As a white English man, it was hard not to feel sad and a bit guilty during our conversation with Doug. What happened during the colonisation of the native people of this country was barbaric to say the least, and done mainly by high ranking British military (as well as convicts, and other Europeans). Doug was great though and assured us that he wanted to just educate us and hoped we took something from the discussion. (Which I obviously have as I'm banging on so much about it) 

I promise the rest of this post is more light hearted, but I wanted to convey the importance of this issue, and how this discussion helped me in my own way. It was probably a moment I will never forget. 

After this we took a walk with Warren, into the rainforest where he told us all about the plants and the trees and what different purposes they have to rainforest tribes (my favourite was the tree which is used to make boomerangs!) 
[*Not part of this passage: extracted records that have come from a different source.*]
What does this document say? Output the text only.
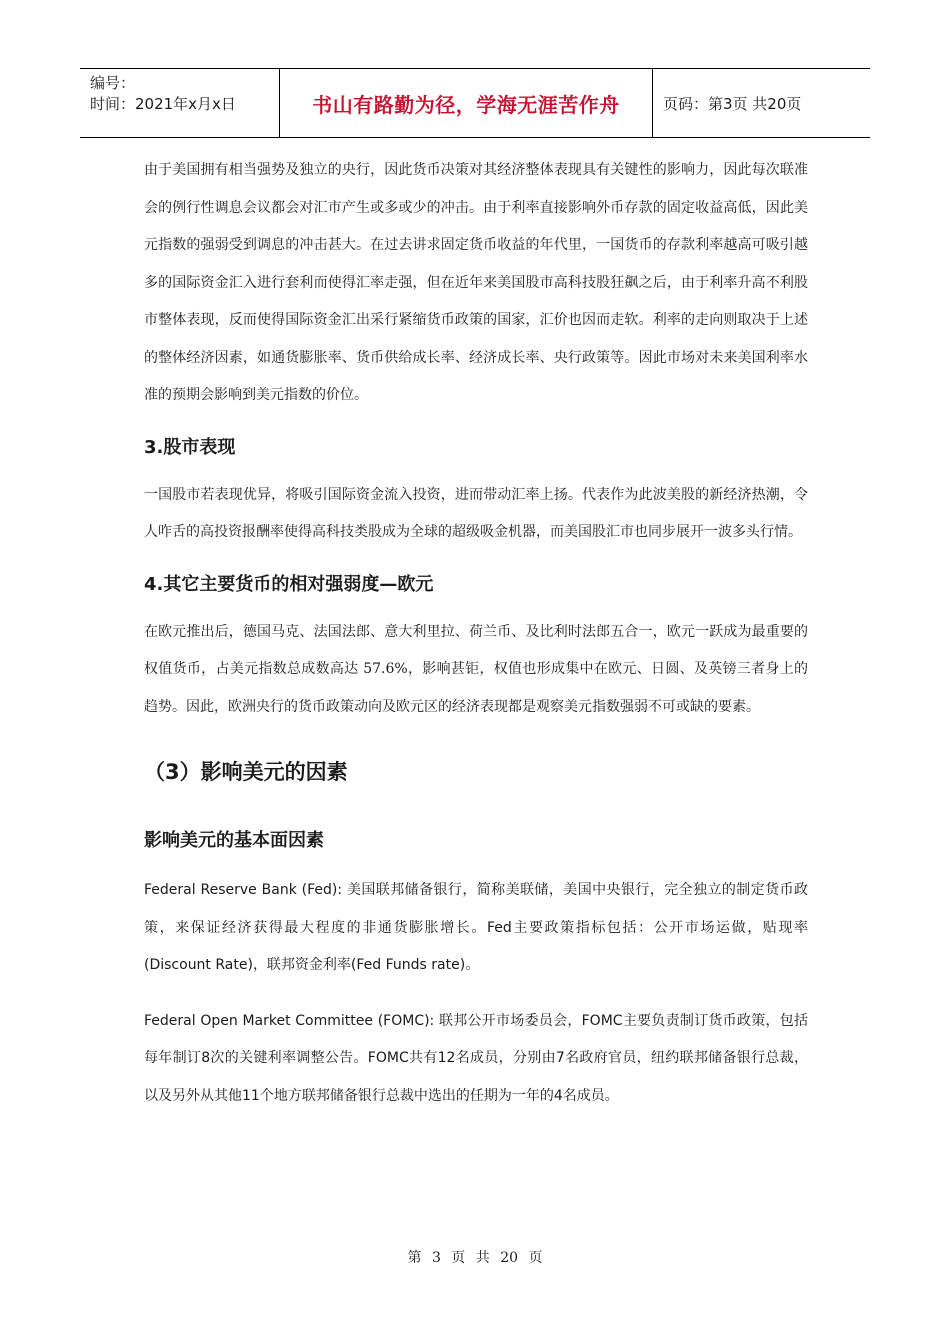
编号：
时间：2021年x月x日	书山有路勤为径，学海无涯苦作舟	页码：第3页 共20页

由于美国拥有相当强势及独立的央行，因此货币决策对其经济整体表现具有关键性的影响力，因此每次联准会的例行性调息会议都会对汇市产生或多或少的冲击。由于利率直接影响外币存款的固定收益高低，因此美元指数的强弱受到调息的冲击甚大。在过去讲求固定货币收益的年代里，一国货币的存款利率越高可吸引越多的国际资金汇入进行套利而使得汇率走强，但在近年来美国股市高科技股狂飙之后，由于利率升高不利股市整体表现，反而使得国际资金汇出采行紧缩货币政策的国家，汇价也因而走软。利率的走向则取决于上述的整体经济因素，如通货膨胀率、货币供给成长率、经济成长率、央行政策等。因此市场对未来美国利率水准的预期会影响到美元指数的价位。

3.股市表现

一国股市若表现优异，将吸引国际资金流入投资，进而带动汇率上扬。代表作为此波美股的新经济热潮，令人咋舌的高投资报酬率使得高科技类股成为全球的超级吸金机器，而美国股汇市也同步展开一波多头行情。

4.其它主要货币的相对强弱度—欧元

在欧元推出后，德国马克、法国法郎、意大利里拉、荷兰币、及比利时法郎五合一，欧元一跃成为最重要的权值货币，占美元指数总成数高达 57.6%，影响甚钜，权值也形成集中在欧元、日圆、及英镑三者身上的趋势。因此，欧洲央行的货币政策动向及欧元区的经济表现都是观察美元指数强弱不可或缺的要素。

（3）影响美元的因素
影响美元的基本面因素

Federal Reserve Bank (Fed): 美国联邦储备银行，简称美联储，美国中央银行，完全独立的制定货币政策，来保证经济获得最大程度的非通货膨胀增长。Fed主要政策指标包括：公开市场运做，贴现率(Discount Rate)，联邦资金利率(Fed Funds rate)。

Federal Open Market Committee (FOMC): 联邦公开市场委员会，FOMC主要负责制订货币政策，包括每年制订8次的关键利率调整公告。FOMC共有12名成员，分别由7名政府官员，纽约联邦储备银行总裁，以及另外从其他11个地方联邦储备银行总裁中选出的任期为一年的4名成员。

第 3 页 共 20 页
Chailey on our forest trek. 

He took us to a local creek where we had a lovely refreshing swim, and he showed me how to catch a fresh water prawn, which is smaller and darker then sea water prawns. We had to look under rocks, and when we found one, be very slow and quiet until the last moment when you throw your hands in the water to grab them! I managed this tricky manoeuvre on my 2nd attempt. Clearly pleased with my self I went over to show my wife. She was happy and asked "will it nip me if I put my fingers in his pincers?!" Warren replied "yes probably,but it won't hurt", so Chailey promptly stabbed one of her little fingers into the prawns pincers and got quite the shock when it clamped down on her. So much so, that she sent the poor little sod halfway into next week when she flung her hand away! I can imagine the little prawns conversation with his Mrs after he spent the next 4 hours travelling back to his original rock; 'I know you won't believe this but this bloody blonde girl threw me into the rainforest!'...

The poor flying prawn. 

Other highlights of the trip included our supper, which was local fish wrapped in leaves and cooked in a ground oven underneath the camp fire. Very delicious. Also, our night time wildlife drive. Chailey and I stood in the back of Dougs pick up truck with torches while we drove around looking for cool things. We saw an owl which was so cool. After we spotted it we stopped to watch it for a while and it was cool to see its head move round to meet our gaze. 

Chailey preparing her fish 

Warren preparing our supper in the traditional way 

Later on that drive we found many many snakes. Chailey, the only one with a fear of them, managed to spot most of the ones we found including one which was so big it could've used me as a toothbrush! (Probably an exaggeration). We also came across a dead brown snake, one of the worlds deadliest, which I was prompted to touch, and decided instead to pick it up by the tail and dangle it around. On the drive back Doug got out to confront a very angry and active baby brown snake which was in the road. I think he wanted to move it off the road, so naturally he beat it over the head with his stick and flicked it off into trees. I don't know why but seeing an aboriginal man knock out one the most deadliest snakes in the world and chuck it into the rainforest like its no problem, is one of my most vivid memories my mind has decided to take away from that night. 

The dead brown snake! 

We got back to camp around 11pm, and swiftly went to our tent. We survived from the bugs and wildlife in the night, although I did wake up with the tent unzipped and my legs hanging out, which was odd as we zipped it all up before I fell asleep. Hopefully I didn't get dragged off into forest by an army of angry prawns who wanted to know where their leader was, and brought back before I woke up. 

We survived the night!

The next day we had an awesome cooked breakfast, then we headed out on our merry way! It was a truely humbling, fun, eye opening night we spent in the mountains of that rainforest. Something that I will never forget. 

Warren, me, Chailey and Doug. 

Thanks for reading! I hope you have enjoyed Chailey's writings as much as I have, I'm already looking forward to her next one. Catch ya!